Learn About Amazon VGT2 Learning Manager Chanci Turner
In this blog post, we explore how Genworth developed a serverless machine learning (ML) pipeline on AWS utilizing Amazon SageMaker and AWS Glue. Genworth Mortgage Insurance Australia Limited, a prominent provider of lenders mortgage insurance in Australia, has over 50 years of experience and a wealth of data concerning the relationships between mortgage repayment behaviors and insurance claims. Their goal was to leverage this historical data to train Predictive Analytics for Loss Mitigation (PALM) ML models. These models would allow Genworth to analyze recent repayment trends for insurance policies, prioritizing them based on their likelihood of a claim and the amount insured.
To achieve efficient batch inference on ML models while minimizing operational overhead, Genworth and AWS selected Amazon SageMaker’s batch transform jobs alongside serverless components for data ingestion, transformation, ML inference, and output processing. The Advanced Analytics team at Genworth participated in an AWS Data Lab program, collaborating closely with AWS engineers and solutions architects. In the pre-lab phase, they formulated a solution architecture tailored to Genworth’s specific security needs, reflective of the financial services sector. Once the architectural design was approved, training requirements were assessed, leading to a series of hands-on workshops by AWS Solutions Architects to equip Genworth’s builders with the necessary skills. In an intensive four-day build phase, the Advanced Analytics team successfully constructed a fully automated serverless ML pipeline that met their functional specifications.
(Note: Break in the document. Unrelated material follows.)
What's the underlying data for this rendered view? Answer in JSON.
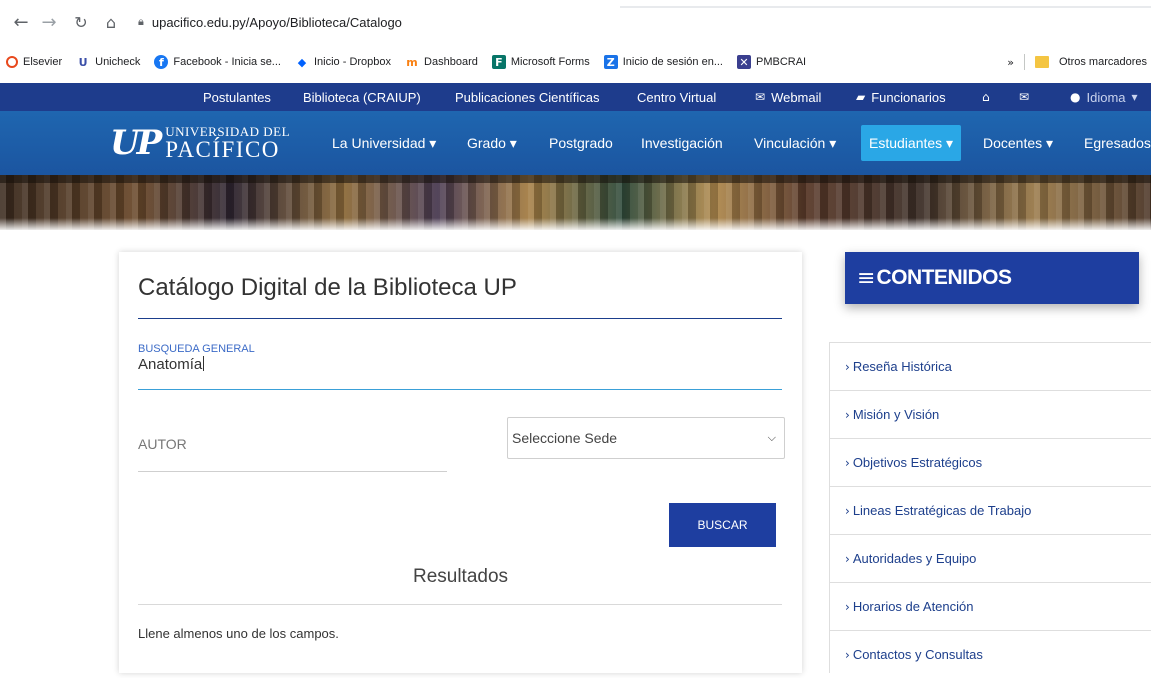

The implemented solution comprises three primary components: data ingestion and preparation, ML batch inference using three custom-developed models, and data post-processing and publishing for end-user access.
Component 1: Data Ingestion and Preparation
Genworth’s source data is updated weekly in a staging table within their on-premises Oracle database. The ML pipeline commences with an AWS Glue job that connects to the Oracle database via a secured AWS Direct Connect connection. This job ingests raw data and stores it in an encrypted Amazon Simple Storage Service (Amazon S3) bucket. A subsequent Python shell job, also utilizing AWS Glue, cleans, selects, and transforms features for later ML inference steps, with outputs stored in another encrypted S3 bucket designated for curated datasets.
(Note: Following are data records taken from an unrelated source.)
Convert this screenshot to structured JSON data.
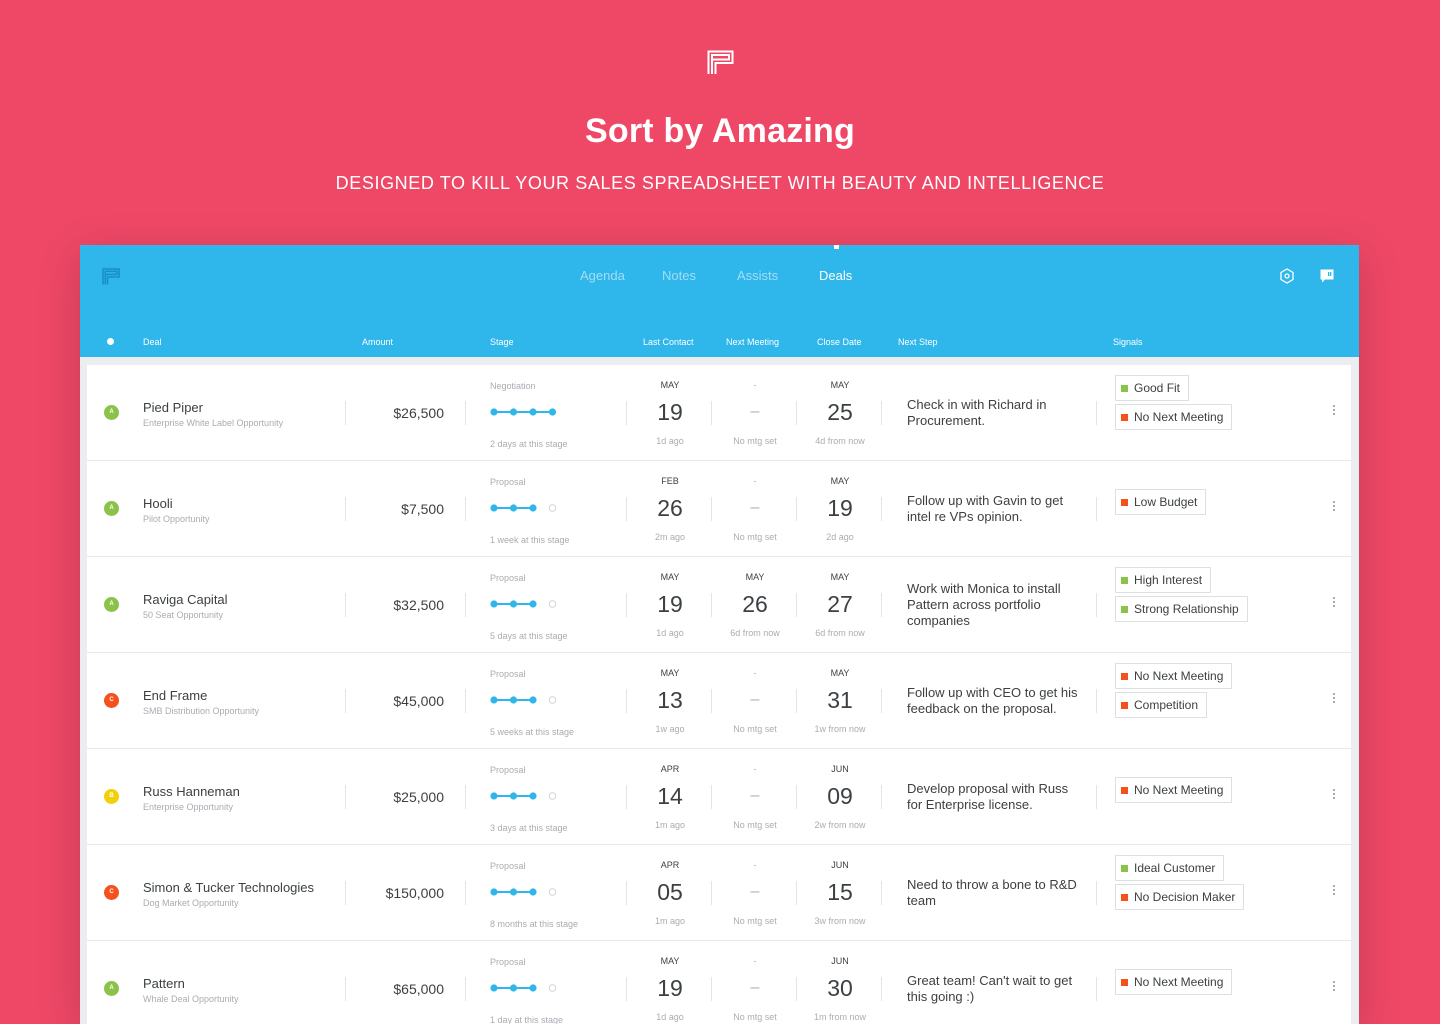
{
  "hero": {
    "title": "Sort by Amazing",
    "subtitle": "DESIGNED TO KILL YOUR SALES SPREADSHEET WITH BEAUTY AND INTELLIGENCE"
  },
  "colors": {
    "background": "#ef4867",
    "topbar": "#2fb6ea",
    "stage_dot": "#2fb6ea",
    "grade_a": "#8bc34a",
    "grade_b": "#f1d00b",
    "grade_c": "#f4511e",
    "signal_positive": "#8bc34a",
    "signal_negative": "#f4511e"
  },
  "nav": {
    "agenda": "Agenda",
    "notes": "Notes",
    "assists": "Assists",
    "deals": "Deals",
    "active": "Deals"
  },
  "icons": {
    "hero_logo": "pattern-logo-icon",
    "app_logo": "pattern-logo-icon",
    "settings": "hexagon-settings-icon",
    "feedback": "chat-bubble-icon",
    "row_menu": "vertical-dots-icon"
  },
  "columns": {
    "deal": "Deal",
    "amount": "Amount",
    "stage": "Stage",
    "last_contact": "Last Contact",
    "next_meeting": "Next Meeting",
    "close_date": "Close Date",
    "next_step": "Next Step",
    "signals": "Signals"
  },
  "deals": [
    {
      "grade": "A",
      "grade_color": "#8bc34a",
      "name": "Pied Piper",
      "sub": "Enterprise White Label Opportunity",
      "amount": "$26,500",
      "stage": "Negotiation",
      "stage_step": 4,
      "stage_total": 4,
      "stage_time": "2 days at this stage",
      "last": {
        "mon": "MAY",
        "day": "19",
        "sub": "1d ago"
      },
      "meeting": {
        "mon": "-",
        "day": "–",
        "sub": "No mtg set"
      },
      "close": {
        "mon": "MAY",
        "day": "25",
        "sub": "4d from now"
      },
      "next_step": "Check in with Richard in Procurement.",
      "signals": [
        {
          "label": "Good Fit",
          "color": "#8bc34a"
        },
        {
          "label": "No Next Meeting",
          "color": "#f4511e"
        }
      ]
    },
    {
      "grade": "A",
      "grade_color": "#8bc34a",
      "name": "Hooli",
      "sub": "Pilot Opportunity",
      "amount": "$7,500",
      "stage": "Proposal",
      "stage_step": 3,
      "stage_total": 4,
      "stage_time": "1 week at this stage",
      "last": {
        "mon": "FEB",
        "day": "26",
        "sub": "2m ago"
      },
      "meeting": {
        "mon": "-",
        "day": "–",
        "sub": "No mtg set"
      },
      "close": {
        "mon": "MAY",
        "day": "19",
        "sub": "2d ago"
      },
      "next_step": "Follow up with Gavin to get intel re VPs opinion.",
      "signals": [
        {
          "label": "Low Budget",
          "color": "#f4511e"
        }
      ]
    },
    {
      "grade": "A",
      "grade_color": "#8bc34a",
      "name": "Raviga Capital",
      "sub": "50 Seat Opportunity",
      "amount": "$32,500",
      "stage": "Proposal",
      "stage_step": 3,
      "stage_total": 4,
      "stage_time": "5 days at this stage",
      "last": {
        "mon": "MAY",
        "day": "19",
        "sub": "1d ago"
      },
      "meeting": {
        "mon": "MAY",
        "day": "26",
        "sub": "6d from now"
      },
      "close": {
        "mon": "MAY",
        "day": "27",
        "sub": "6d from now"
      },
      "next_step": "Work with Monica to install Pattern across portfolio companies",
      "signals": [
        {
          "label": "High Interest",
          "color": "#8bc34a"
        },
        {
          "label": "Strong Relationship",
          "color": "#8bc34a"
        }
      ]
    },
    {
      "grade": "C",
      "grade_color": "#f4511e",
      "name": "End Frame",
      "sub": "SMB Distribution Opportunity",
      "amount": "$45,000",
      "stage": "Proposal",
      "stage_step": 3,
      "stage_total": 4,
      "stage_time": "5 weeks at this stage",
      "last": {
        "mon": "MAY",
        "day": "13",
        "sub": "1w ago"
      },
      "meeting": {
        "mon": "-",
        "day": "–",
        "sub": "No mtg set"
      },
      "close": {
        "mon": "MAY",
        "day": "31",
        "sub": "1w from now"
      },
      "next_step": "Follow up with CEO to get his feedback on the proposal.",
      "signals": [
        {
          "label": "No Next Meeting",
          "color": "#f4511e"
        },
        {
          "label": "Competition",
          "color": "#f4511e"
        }
      ]
    },
    {
      "grade": "B",
      "grade_color": "#f1d00b",
      "name": "Russ Hanneman",
      "sub": "Enterprise Opportunity",
      "amount": "$25,000",
      "stage": "Proposal",
      "stage_step": 3,
      "stage_total": 4,
      "stage_time": "3 days at this stage",
      "last": {
        "mon": "APR",
        "day": "14",
        "sub": "1m ago"
      },
      "meeting": {
        "mon": "-",
        "day": "–",
        "sub": "No mtg set"
      },
      "close": {
        "mon": "JUN",
        "day": "09",
        "sub": "2w from now"
      },
      "next_step": "Develop proposal with Russ for Enterprise license.",
      "signals": [
        {
          "label": "No Next Meeting",
          "color": "#f4511e"
        }
      ]
    },
    {
      "grade": "C",
      "grade_color": "#f4511e",
      "name": "Simon & Tucker Technologies",
      "sub": "Dog Market Opportunity",
      "amount": "$150,000",
      "stage": "Proposal",
      "stage_step": 3,
      "stage_total": 4,
      "stage_time": "8 months at this stage",
      "last": {
        "mon": "APR",
        "day": "05",
        "sub": "1m ago"
      },
      "meeting": {
        "mon": "-",
        "day": "–",
        "sub": "No mtg set"
      },
      "close": {
        "mon": "JUN",
        "day": "15",
        "sub": "3w from now"
      },
      "next_step": "Need to throw a bone to R&D team",
      "signals": [
        {
          "label": "Ideal Customer",
          "color": "#8bc34a"
        },
        {
          "label": "No Decision Maker",
          "color": "#f4511e"
        }
      ]
    },
    {
      "grade": "A",
      "grade_color": "#8bc34a",
      "name": "Pattern",
      "sub": "Whale Deal Opportunity",
      "amount": "$65,000",
      "stage": "Proposal",
      "stage_step": 3,
      "stage_total": 4,
      "stage_time": "1 day at this stage",
      "last": {
        "mon": "MAY",
        "day": "19",
        "sub": "1d ago"
      },
      "meeting": {
        "mon": "-",
        "day": "–",
        "sub": "No mtg set"
      },
      "close": {
        "mon": "JUN",
        "day": "30",
        "sub": "1m from now"
      },
      "next_step": "Great team! Can't wait to get this going :)",
      "signals": [
        {
          "label": "No Next Meeting",
          "color": "#f4511e"
        }
      ]
    }
  ]
}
Component 2: ML Batch Inference
The Advanced Analytics team, already experienced with ML on-premises, aimed to repurpose pretrained model artifacts to create a fully automated ML inference pipeline on AWS. They also sought to establish a reliable architectural framework for future ML experiments, enabling rapid idea testing in a controlled setting. The three existing ML artifacts, constituting the PALM model, were implemented as a hierarchical TensorFlow neural network model using Keras. These models predict the likelihood of an insurance policy submitting a claim, the probability of a claim being fulfilled, and the anticipated magnitude of such claims. Each model requires specific data standardization, which is managed by individual AWS Glue Python shell jobs. The ML models are executed simultaneously via SageMaker batch transform jobs, which handle resource management, model installation, and data transfers efficiently.
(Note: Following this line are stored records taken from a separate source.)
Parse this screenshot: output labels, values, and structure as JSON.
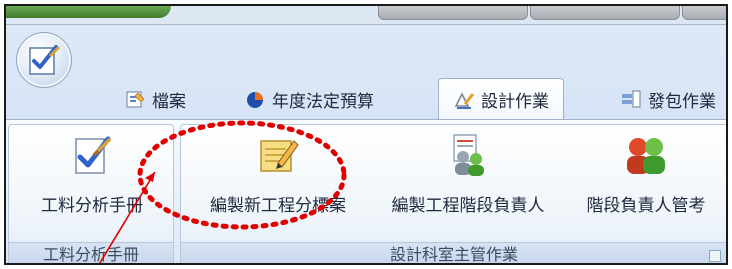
{
  "ribbon": {
    "tabs": [
      {
        "label": "檔案",
        "icon": "file-properties-icon"
      },
      {
        "label": "年度法定預算",
        "icon": "pie-chart-icon"
      },
      {
        "label": "設計作業",
        "icon": "design-tools-icon",
        "active": true
      },
      {
        "label": "發包作業",
        "icon": "tender-icon"
      }
    ],
    "groups": [
      {
        "label": "工料分析手冊",
        "buttons": [
          {
            "label": "工料分析手冊",
            "icon": "document-check-icon"
          }
        ]
      },
      {
        "label": "設計科室主管作業",
        "buttons": [
          {
            "label": "編製新工程分標案",
            "icon": "notepad-pencil-icon"
          },
          {
            "label": "編製工程階段負責人",
            "icon": "document-people-icon"
          },
          {
            "label": "階段負責人管考",
            "icon": "people-icon"
          }
        ]
      }
    ]
  },
  "colors": {
    "annotation_red": "#e00000",
    "ribbon_blue": "#d3e2f5"
  }
}
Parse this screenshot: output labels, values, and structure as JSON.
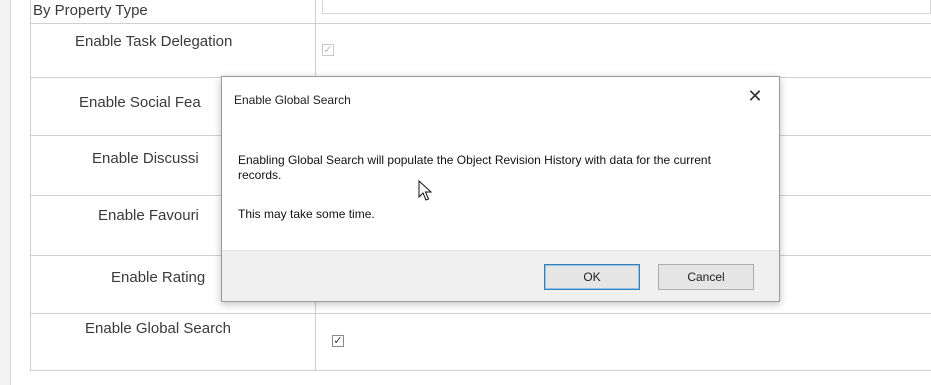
{
  "settings": {
    "rows": [
      {
        "label": "By Property Type",
        "value": null
      },
      {
        "label": "Enable Task Delegation",
        "value": "checked-disabled"
      },
      {
        "label": "Enable Social Fea",
        "value": null
      },
      {
        "label": "Enable Discussi",
        "value": null
      },
      {
        "label": "Enable Favouri",
        "value": null
      },
      {
        "label": "Enable Rating",
        "value": null
      },
      {
        "label": "Enable Global Search",
        "value": "checked"
      }
    ]
  },
  "dialog": {
    "title": "Enable Global Search",
    "close_icon": "close-icon",
    "message": "Enabling Global Search will populate the Object Revision History with data for the current records.",
    "note": "This may take some time.",
    "ok_label": "OK",
    "cancel_label": "Cancel"
  },
  "colors": {
    "ok_border": "#3c7fb1",
    "footer_bg": "#f0f0f0"
  }
}
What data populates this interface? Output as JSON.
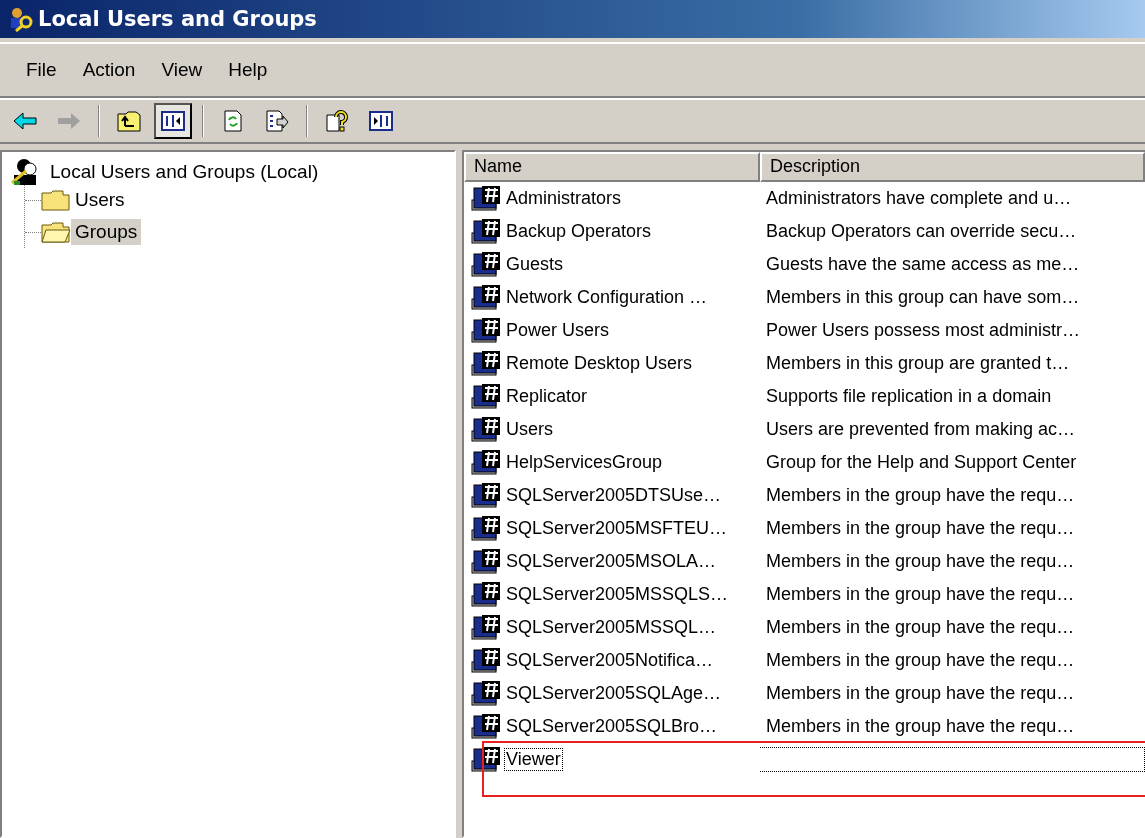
{
  "window": {
    "title": "Local Users and Groups"
  },
  "menu": [
    "File",
    "Action",
    "View",
    "Help"
  ],
  "toolbar": [
    {
      "kind": "back",
      "pressed": false
    },
    {
      "kind": "forward",
      "pressed": false
    },
    {
      "kind": "separator"
    },
    {
      "kind": "up",
      "pressed": false
    },
    {
      "kind": "tree",
      "pressed": true
    },
    {
      "kind": "separator"
    },
    {
      "kind": "refresh",
      "pressed": false
    },
    {
      "kind": "export",
      "pressed": false
    },
    {
      "kind": "separator"
    },
    {
      "kind": "help",
      "pressed": false
    },
    {
      "kind": "pane",
      "pressed": false
    }
  ],
  "tree": {
    "label": "Local Users and Groups (Local)",
    "children": [
      {
        "label": "Users",
        "selected": false
      },
      {
        "label": "Groups",
        "selected": true
      }
    ]
  },
  "table": {
    "columns": [
      "Name",
      "Description"
    ],
    "rows": [
      {
        "name": "Administrators",
        "description": "Administrators have complete and u…",
        "focused": false,
        "annotated": false
      },
      {
        "name": "Backup Operators",
        "description": "Backup Operators can override secu…",
        "focused": false,
        "annotated": false
      },
      {
        "name": "Guests",
        "description": "Guests have the same access as me…",
        "focused": false,
        "annotated": false
      },
      {
        "name": "Network Configuration …",
        "description": "Members in this group can have som…",
        "focused": false,
        "annotated": false
      },
      {
        "name": "Power Users",
        "description": "Power Users possess most administr…",
        "focused": false,
        "annotated": false
      },
      {
        "name": "Remote Desktop Users",
        "description": "Members in this group are granted t…",
        "focused": false,
        "annotated": false
      },
      {
        "name": "Replicator",
        "description": "Supports file replication in a domain",
        "focused": false,
        "annotated": false
      },
      {
        "name": "Users",
        "description": "Users are prevented from making ac…",
        "focused": false,
        "annotated": false
      },
      {
        "name": "HelpServicesGroup",
        "description": "Group for the Help and Support Center",
        "focused": false,
        "annotated": false
      },
      {
        "name": "SQLServer2005DTSUse…",
        "description": "Members in the group have the requ…",
        "focused": false,
        "annotated": false
      },
      {
        "name": "SQLServer2005MSFTEU…",
        "description": "Members in the group have the requ…",
        "focused": false,
        "annotated": false
      },
      {
        "name": "SQLServer2005MSOLA…",
        "description": "Members in the group have the requ…",
        "focused": false,
        "annotated": false
      },
      {
        "name": "SQLServer2005MSSQLS…",
        "description": "Members in the group have the requ…",
        "focused": false,
        "annotated": false
      },
      {
        "name": "SQLServer2005MSSQL…",
        "description": "Members in the group have the requ…",
        "focused": false,
        "annotated": false
      },
      {
        "name": "SQLServer2005Notifica…",
        "description": "Members in the group have the requ…",
        "focused": false,
        "annotated": false
      },
      {
        "name": "SQLServer2005SQLAge…",
        "description": "Members in the group have the requ…",
        "focused": false,
        "annotated": false
      },
      {
        "name": "SQLServer2005SQLBro…",
        "description": "Members in the group have the requ…",
        "focused": false,
        "annotated": false
      },
      {
        "name": "Viewer",
        "description": "",
        "focused": true,
        "annotated": true
      }
    ]
  }
}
Component 3: Data Postprocessing and Publishing
Before the prediction results can be utilized, they undergo a series of post-processing steps using AWS Glue Python shell jobs. These steps include aggregating and scoring the results, applying business rules, generating files, and validating the resulting data before it is published back to the on-premises Oracle database. Notifications are sent to users via Amazon Simple Notification Service (Amazon SNS) and Amazon CloudWatch Events when new data is available or if any issues arise.
The entire ML pipeline is orchestrated using AWS Step Functions, which allows Genworth to focus on implementing business logic while providing the flexibility needed for future experiments and additional ML applications.
Business Benefit and Future Directions
By establishing a modern ML platform, Genworth has automated an end-to-end ML inference process that integrates data from their Oracle database, performs ML operations, and supports data-driven decision-making. This transition has streamlined the Loss Mitigation team’s high-value manual tasks. The Data Lab engagement underscored the significance of providing access to modern ML and analytics tools within an organization and showcased how swiftly an idea can be piloted and, if successful, transitioned to production.
For further insights on similar topics, you can check out this engaging blog post from Career Contessa. Additionally, for authoritative insights on labor laws, visit SHRM’s guidelines concerning minors’ work limitations. If you’re interested in a career in learning and training, consider exploring this excellent resource on Amazon’s job opportunities.